The Chicago Bears installed their favorite appliance just in time to prepare some home cooking for the Detroit Lions.

Eight months ago, it appeared that William Perry got his nickname of "The Refrigerator" by emptying his onto the dinner table every day. His weight ballooned to 390 pounds, and coach Mike Ditka warned him to lose weight or say goodbye to the Bears."When I say something," Ditka said, "I always say it for a reason. Some people don't understand that."

On Wednesday, what was left of The Fridge signed a two-year contract reportedly worth $1 million a year, or three times what he was paid last season.

"I wanted to be here and Coach Ditka wanted me to be here," Perry said. "Unfortunately, it didn't work out until now."

The big defensive tackle missed five weeks of practice, but worked out at a suburban fitness club.

"It's good to have him back," Ditka said. "I don't know if he'll play Sunday. If he does, it will be on third-down and goal-line plays."

Bears lineman Richard Dent was among the most adamant among those calling for the Bears to get Perry's signature on a contract, saying The Fridge's peculiar athletic skills and massive body made him an ideal defensive tool.

In another transaction involving a very large person, Cincinnati's 6-foot-7, 292-pound Joe Walter ended a holdout and may be available for some work against Seattle on Sunday.

Seattle got to the 47-player limit by signing 300-pound tackle John Hunter, but the more significant agreement returns the club's top wide receiver a year ago, Brian Blades. He'll miss the opener against the Bengals while the club uses a two-week roster exemption to get him in the kind of shape that helped him catch 70 passes a year ago.

With Blades around, the Seahawks have said no thanks to wide receiver Michael Bates, a sixth-round selection from Arizona. Bates won a bronze medal at 200 meters in the Barcelona Olympics and continues to compete in track meets in Europe.

Just because the Washington Redskins won the Super Bowl last season doesn't mean help isn't appreciated. The Redskins, down to five linebackers, got some depth by acquiring Huey Richardson from the Pittsburgh Steelers. Washington must move a player today to make room for Richardson.

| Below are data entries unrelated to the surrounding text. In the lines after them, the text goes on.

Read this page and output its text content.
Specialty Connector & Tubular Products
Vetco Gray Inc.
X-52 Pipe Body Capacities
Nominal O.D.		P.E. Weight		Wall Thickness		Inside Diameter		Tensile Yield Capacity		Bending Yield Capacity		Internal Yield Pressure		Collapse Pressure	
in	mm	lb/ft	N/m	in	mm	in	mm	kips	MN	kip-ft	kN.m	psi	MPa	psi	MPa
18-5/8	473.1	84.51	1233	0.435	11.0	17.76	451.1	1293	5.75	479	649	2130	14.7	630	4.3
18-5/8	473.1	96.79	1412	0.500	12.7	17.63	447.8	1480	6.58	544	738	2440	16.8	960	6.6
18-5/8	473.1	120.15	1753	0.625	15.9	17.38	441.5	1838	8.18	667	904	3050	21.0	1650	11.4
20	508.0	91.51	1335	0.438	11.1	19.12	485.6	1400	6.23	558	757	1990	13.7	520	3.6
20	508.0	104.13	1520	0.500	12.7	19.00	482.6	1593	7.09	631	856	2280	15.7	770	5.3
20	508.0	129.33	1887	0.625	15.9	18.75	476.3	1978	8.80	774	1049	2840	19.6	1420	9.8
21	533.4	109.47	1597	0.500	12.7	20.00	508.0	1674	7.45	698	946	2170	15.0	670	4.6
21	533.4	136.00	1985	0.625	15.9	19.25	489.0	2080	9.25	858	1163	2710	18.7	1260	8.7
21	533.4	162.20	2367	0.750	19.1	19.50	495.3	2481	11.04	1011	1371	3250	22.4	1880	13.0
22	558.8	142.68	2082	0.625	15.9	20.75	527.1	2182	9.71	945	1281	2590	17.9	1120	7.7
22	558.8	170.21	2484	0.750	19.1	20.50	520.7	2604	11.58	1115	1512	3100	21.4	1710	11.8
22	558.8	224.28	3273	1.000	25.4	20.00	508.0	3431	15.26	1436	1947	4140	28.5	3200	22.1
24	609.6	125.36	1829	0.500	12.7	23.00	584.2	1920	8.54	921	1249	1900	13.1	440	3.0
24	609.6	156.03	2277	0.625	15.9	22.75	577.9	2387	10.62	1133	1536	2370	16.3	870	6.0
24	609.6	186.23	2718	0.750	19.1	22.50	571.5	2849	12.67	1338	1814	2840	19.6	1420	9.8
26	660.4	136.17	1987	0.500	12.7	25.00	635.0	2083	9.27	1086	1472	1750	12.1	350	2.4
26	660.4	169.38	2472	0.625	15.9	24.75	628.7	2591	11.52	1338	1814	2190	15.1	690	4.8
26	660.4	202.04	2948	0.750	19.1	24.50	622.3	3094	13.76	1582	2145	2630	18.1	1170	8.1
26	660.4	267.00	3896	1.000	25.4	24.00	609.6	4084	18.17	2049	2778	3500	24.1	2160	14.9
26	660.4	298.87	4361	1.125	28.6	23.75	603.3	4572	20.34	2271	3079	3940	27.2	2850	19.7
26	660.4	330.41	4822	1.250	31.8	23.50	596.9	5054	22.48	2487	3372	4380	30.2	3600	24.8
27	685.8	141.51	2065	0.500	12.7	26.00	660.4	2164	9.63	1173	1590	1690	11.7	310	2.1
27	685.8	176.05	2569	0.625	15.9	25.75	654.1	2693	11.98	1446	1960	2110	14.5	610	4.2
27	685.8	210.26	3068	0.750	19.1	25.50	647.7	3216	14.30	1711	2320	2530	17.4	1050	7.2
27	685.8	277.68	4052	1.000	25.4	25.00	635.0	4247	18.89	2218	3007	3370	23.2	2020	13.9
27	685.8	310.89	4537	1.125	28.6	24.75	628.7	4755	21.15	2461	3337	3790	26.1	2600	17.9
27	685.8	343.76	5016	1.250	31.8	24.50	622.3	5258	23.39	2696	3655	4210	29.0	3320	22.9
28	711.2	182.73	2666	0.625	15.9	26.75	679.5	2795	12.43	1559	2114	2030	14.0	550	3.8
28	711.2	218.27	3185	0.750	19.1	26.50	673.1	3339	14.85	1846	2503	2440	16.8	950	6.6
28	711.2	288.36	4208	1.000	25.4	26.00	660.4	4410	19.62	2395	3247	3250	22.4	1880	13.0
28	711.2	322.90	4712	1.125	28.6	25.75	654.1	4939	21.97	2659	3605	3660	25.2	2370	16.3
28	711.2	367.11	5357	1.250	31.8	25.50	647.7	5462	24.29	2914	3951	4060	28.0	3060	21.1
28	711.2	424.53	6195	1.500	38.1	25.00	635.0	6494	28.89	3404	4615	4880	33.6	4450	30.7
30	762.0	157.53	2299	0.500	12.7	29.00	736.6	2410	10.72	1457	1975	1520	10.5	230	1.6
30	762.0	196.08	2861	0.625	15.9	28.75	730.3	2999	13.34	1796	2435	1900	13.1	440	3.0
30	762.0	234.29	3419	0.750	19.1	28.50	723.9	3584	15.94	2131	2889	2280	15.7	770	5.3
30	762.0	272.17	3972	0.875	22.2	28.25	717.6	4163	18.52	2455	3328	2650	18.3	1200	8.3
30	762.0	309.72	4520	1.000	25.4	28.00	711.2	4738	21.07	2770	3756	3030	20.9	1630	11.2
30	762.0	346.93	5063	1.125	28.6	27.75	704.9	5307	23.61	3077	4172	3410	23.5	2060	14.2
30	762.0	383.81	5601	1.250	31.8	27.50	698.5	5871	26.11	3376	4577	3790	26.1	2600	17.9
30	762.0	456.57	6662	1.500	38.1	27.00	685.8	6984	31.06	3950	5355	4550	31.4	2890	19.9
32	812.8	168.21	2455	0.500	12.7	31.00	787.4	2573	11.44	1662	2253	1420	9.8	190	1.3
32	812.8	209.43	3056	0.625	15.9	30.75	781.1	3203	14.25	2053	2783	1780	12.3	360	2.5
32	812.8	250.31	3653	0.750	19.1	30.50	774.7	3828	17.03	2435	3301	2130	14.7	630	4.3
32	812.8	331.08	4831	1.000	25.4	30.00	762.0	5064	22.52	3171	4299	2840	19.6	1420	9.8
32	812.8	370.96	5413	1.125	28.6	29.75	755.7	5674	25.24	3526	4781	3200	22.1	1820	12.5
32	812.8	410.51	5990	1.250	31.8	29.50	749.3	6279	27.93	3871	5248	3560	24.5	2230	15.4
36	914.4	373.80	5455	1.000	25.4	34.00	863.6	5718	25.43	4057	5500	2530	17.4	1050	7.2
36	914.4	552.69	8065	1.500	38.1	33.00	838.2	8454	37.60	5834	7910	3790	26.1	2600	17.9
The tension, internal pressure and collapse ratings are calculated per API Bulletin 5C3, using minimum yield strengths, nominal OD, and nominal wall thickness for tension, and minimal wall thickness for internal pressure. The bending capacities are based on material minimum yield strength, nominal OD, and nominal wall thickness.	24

The Los Angeles Raiders have decided that Eric Dickerson, who ranks third in career rushing yardage, will start Sunday against Denver. Nick Bell will be the backup tailback.

"It's not important who starts," coach Art Shell said. "It's important how you do when you get in there."

Dickerson got the news on his 32nd birthday. He gained only 23 yards in 11 carries in the Raiders' first two exhibition games, then got 93 in 20 carries against the Redskins. Bell had 103 yards and two touchdowns in relief of Dickerson last weekend.

Across town, the Los Angeles Rams went to the waiver wire for help, picking up running back Troy Stradford and linebacker John Stephen. Stradford was let go by Kansas City, Stephen by Green Bay.

The Buffalo Bills got their last two holdouts under contract Wednesday. Tight end Keith McKeller and cornerback Kirby Jackson agreed to two-year contracts after meeting general manager Bill Polian's deadline to sign or risk sitting out the season.